As the webrequest data from November is going to be purged soon, we want to aggregate and save the Google Translate Pageview count temporarily in @chelsyx 's database. This should be a one-off solution, and this data is going to be transformed and moved to production database until we figure out a long term solution.

The query we're going to use is based on @dr0ptp4kt 's trend query:

select
    count(1) as count,
    year,
    month,
    day,
    http_method,
    http_status,
    uri_host,
    agent_type,
    access_method,
    parse_url(referer, 'HOST') as referer_host,
    referer_class,
    parse_url(referer, 'QUERY') like '%client=srp%' as client_srp,
    regexp_extract(parse_url(referer, 'QUERY'), '(^|[&?])hl=([^&]*)', 2) as home_language,
    regexp_extract(parse_url(referer, 'QUERY'), '(^|[&?])sl=([^&]*)', 2) as source_language,
    regexp_extract(parse_url(referer, 'QUERY'), '(^|[&?])tl=([^&]*)', 2) as to_language,
    regexp_extract(parse_url(referer, 'QUERY'), '(^|[&?])rurl=([^&]*)', 2) as rurl_param,
    geocoded_data['continent'] AS continent,
    geocoded_data['country_code'] AS country_code,
    geocoded_data['country'] AS country
from wmf.webrequest
where
    year = 2019
    and month = 2
    and is_pageview
    and x_analytics_map['translationengine'] = 'GT'
group by
    year, month, day,
    http_method,
    http_status,
    uri_host,
    agent_type,
    access_method,
    parse_url(referer, 'HOST'),
    referer_class,
    parse_url(referer, 'QUERY') like '%client=srp%',
    regexp_extract(parse_url(referer, 'QUERY'), '(^|[&?])hl=([^&]*)', 2),
    regexp_extract(parse_url(referer, 'QUERY'), '(^|[&?])sl=([^&]*)', 2),
    regexp_extract(parse_url(referer, 'QUERY'), '(^|[&?])tl=([^&]*)', 2),
    regexp_extract(parse_url(referer, 'QUERY'), '(^|[&?])rurl=([^&]*)', 2),
    geocoded_data['continent'],
    geocoded_data['country_code'],
    geocoded_data['country']
ORDER BY
    year, month, day
-- Limit enforced by hive strict mapreduce setting.
-- 1000000000 == NO LIMIT !
LIMIT 1000000000
;

Event Timeline

chelsyx triaged this task as Medium priority.Feb 2 2019, 6:06 AM
chelsyx created this task.
chelsyx moved this task from Triage to Doing on the Product-Analytics board.

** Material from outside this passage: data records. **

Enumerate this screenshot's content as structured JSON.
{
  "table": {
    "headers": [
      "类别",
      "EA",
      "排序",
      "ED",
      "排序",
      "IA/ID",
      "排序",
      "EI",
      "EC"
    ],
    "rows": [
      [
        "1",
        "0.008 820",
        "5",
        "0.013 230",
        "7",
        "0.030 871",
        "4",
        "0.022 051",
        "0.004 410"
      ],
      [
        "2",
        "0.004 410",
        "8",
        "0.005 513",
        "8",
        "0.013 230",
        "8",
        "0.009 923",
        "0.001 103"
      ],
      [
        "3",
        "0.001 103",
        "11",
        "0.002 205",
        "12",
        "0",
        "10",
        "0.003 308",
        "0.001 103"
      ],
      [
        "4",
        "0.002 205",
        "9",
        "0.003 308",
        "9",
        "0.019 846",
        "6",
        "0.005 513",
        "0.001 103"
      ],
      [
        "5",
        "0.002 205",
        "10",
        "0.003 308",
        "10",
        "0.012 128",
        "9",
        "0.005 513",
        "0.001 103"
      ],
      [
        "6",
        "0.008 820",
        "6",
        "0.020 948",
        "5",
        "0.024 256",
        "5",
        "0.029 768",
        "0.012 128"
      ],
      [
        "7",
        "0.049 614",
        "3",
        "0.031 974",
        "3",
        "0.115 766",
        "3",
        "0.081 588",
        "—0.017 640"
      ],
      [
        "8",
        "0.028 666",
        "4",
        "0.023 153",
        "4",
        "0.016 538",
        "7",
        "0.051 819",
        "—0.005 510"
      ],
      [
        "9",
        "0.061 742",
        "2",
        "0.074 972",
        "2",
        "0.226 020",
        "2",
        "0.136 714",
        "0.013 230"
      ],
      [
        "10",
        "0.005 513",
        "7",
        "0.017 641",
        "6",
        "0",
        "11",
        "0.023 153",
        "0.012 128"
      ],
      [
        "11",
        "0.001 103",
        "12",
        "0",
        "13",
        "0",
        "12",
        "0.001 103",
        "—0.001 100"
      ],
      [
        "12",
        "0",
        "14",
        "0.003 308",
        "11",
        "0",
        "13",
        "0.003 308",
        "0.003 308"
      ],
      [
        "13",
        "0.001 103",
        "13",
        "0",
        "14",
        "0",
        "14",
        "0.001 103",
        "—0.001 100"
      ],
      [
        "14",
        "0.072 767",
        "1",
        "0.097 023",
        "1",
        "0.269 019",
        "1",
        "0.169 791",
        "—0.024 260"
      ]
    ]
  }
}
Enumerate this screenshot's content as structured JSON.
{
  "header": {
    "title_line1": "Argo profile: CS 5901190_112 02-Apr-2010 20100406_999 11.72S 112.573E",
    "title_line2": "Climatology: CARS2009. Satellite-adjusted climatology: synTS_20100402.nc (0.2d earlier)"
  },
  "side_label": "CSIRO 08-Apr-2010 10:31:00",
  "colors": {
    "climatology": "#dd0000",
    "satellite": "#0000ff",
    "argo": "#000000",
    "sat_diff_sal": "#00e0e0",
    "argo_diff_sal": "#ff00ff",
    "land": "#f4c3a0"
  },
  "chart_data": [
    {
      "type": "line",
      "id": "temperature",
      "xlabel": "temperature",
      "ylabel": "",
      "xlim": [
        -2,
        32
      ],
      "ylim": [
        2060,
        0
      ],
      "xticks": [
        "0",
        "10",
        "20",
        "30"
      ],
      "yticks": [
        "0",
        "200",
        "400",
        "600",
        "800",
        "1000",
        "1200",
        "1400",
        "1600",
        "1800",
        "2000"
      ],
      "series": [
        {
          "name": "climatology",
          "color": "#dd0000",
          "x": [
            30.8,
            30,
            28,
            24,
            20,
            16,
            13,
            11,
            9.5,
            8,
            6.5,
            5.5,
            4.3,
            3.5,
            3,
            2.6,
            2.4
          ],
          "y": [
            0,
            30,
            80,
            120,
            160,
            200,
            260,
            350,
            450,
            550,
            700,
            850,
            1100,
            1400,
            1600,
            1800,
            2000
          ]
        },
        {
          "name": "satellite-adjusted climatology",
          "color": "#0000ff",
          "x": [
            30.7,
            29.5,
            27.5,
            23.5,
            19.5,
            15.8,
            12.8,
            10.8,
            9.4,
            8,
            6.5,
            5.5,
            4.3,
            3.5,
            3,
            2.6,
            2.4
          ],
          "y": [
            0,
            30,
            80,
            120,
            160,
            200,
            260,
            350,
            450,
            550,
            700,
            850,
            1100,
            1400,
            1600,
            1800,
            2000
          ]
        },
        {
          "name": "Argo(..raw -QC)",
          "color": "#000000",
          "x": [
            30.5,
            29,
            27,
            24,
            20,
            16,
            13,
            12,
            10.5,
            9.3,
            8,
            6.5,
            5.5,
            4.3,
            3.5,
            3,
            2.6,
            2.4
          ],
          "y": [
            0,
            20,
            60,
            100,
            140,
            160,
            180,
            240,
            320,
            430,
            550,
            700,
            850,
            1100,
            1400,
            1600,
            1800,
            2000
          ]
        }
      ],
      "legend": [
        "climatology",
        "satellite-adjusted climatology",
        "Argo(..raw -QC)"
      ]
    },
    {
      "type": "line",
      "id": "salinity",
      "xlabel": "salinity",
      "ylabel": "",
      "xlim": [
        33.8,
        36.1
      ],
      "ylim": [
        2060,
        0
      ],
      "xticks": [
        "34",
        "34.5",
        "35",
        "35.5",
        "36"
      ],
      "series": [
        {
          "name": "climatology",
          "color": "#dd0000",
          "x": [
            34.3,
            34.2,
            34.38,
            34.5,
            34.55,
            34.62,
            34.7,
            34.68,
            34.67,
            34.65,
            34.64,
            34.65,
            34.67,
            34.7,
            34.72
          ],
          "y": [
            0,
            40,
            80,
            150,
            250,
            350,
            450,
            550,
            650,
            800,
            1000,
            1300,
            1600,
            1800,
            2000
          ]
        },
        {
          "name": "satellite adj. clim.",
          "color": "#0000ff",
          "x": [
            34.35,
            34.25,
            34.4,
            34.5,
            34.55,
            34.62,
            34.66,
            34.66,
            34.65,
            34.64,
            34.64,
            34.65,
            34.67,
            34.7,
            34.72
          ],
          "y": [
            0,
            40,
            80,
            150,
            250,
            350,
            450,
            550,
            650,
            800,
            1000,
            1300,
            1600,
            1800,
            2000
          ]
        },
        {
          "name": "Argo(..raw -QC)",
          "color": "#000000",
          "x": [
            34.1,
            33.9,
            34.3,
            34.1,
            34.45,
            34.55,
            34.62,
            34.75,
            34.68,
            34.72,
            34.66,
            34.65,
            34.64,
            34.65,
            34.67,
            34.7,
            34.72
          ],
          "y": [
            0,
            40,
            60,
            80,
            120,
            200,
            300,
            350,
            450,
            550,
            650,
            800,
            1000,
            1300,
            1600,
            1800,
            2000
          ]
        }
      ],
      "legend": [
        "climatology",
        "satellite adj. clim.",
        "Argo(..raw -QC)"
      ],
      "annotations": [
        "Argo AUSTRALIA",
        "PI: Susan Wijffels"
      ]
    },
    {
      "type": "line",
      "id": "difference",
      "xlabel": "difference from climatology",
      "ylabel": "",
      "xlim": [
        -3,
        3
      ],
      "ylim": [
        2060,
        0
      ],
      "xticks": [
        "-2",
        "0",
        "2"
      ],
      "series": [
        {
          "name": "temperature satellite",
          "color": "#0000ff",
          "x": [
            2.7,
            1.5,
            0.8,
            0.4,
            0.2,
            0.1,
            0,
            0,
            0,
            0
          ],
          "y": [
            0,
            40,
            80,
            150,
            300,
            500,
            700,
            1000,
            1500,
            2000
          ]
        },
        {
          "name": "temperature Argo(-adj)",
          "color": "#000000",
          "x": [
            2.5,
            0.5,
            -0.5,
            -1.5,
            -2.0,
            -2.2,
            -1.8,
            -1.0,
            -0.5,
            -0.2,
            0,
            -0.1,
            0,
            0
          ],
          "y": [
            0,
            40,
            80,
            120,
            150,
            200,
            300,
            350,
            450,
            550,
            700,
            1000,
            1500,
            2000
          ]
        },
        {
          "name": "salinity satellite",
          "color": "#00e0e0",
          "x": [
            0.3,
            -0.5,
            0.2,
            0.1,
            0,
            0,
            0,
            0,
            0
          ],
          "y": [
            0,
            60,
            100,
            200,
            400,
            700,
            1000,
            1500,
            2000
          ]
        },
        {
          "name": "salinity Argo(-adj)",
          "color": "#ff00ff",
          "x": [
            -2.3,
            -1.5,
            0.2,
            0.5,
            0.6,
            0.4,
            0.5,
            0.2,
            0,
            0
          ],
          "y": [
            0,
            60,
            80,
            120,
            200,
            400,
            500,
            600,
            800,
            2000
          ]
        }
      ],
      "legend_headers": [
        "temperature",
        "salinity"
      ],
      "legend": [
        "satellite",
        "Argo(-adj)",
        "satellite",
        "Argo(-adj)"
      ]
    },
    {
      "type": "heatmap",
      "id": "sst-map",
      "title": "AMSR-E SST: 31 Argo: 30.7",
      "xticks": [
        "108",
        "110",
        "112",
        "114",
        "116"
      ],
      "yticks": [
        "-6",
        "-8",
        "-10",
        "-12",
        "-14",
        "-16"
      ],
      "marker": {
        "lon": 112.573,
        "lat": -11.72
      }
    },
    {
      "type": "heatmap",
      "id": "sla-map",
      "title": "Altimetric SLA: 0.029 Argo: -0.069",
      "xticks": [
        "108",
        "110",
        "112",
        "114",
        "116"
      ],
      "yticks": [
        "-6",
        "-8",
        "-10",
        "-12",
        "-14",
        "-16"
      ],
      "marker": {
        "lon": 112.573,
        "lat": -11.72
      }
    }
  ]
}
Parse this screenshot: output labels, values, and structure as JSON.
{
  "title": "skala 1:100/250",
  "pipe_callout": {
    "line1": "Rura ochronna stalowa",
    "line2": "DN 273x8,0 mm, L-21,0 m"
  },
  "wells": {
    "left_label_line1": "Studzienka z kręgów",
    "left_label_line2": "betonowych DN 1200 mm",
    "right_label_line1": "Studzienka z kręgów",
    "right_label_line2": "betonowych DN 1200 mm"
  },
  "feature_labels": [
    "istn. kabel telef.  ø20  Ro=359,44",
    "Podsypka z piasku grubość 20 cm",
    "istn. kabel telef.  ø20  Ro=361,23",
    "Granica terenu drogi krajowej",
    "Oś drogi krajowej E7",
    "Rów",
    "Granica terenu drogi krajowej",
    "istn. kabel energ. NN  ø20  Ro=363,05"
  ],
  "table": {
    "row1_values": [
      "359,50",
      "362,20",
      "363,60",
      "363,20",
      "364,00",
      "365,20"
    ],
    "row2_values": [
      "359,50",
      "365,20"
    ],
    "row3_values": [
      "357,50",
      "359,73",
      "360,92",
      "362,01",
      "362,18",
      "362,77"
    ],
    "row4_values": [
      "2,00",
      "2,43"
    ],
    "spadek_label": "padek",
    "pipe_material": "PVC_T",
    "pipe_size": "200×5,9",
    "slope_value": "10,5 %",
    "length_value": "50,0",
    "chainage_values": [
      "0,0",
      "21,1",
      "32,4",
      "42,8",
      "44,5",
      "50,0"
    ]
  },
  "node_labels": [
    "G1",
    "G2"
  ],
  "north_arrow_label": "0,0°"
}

This is done. The aggregated data from Nov 2018 to Jan 2019 is now in chelsyx.toledo_pageviews on Hadoop cluster.

Will it be possible later to backfill/update/extend either virtualpageview_hourly or pageview_hourly with data derived from this table? (cf. T212414#4864672)

It seems that some standard fields that are common to these tables and inform our core metrics, e.g. country_code or project, are not yet included here.

Will it be possible later to backfill/update/extend either virtualpageview_hourly or pageview_hourly with data derived from this table? (cf. T212414#4864672)

virtualpageview_hourly doesn't seem suitable in this case. As to pageview_hourly, it would be awesome if we can add a field for all the keys in x_analytics_map. I will open another ticket for this and let's discuss about it there.

It seems that some standard fields that are common to these tables and inform our core metrics, e.g. country_code or project, are not yet included here.

Thanks for the suggestion! I've added referer_class, access_method, continent, country_code and country to the table, and backfill the data since Dec 3 2018.

@dr0ptp4kt About the difference between home_language and to_language, I did some investigation and found that home_language controls the translation engine language (google translate toolbar, etc), while to_language is the translation target languages. Only when to_language is missing, pages will be translated to home_language.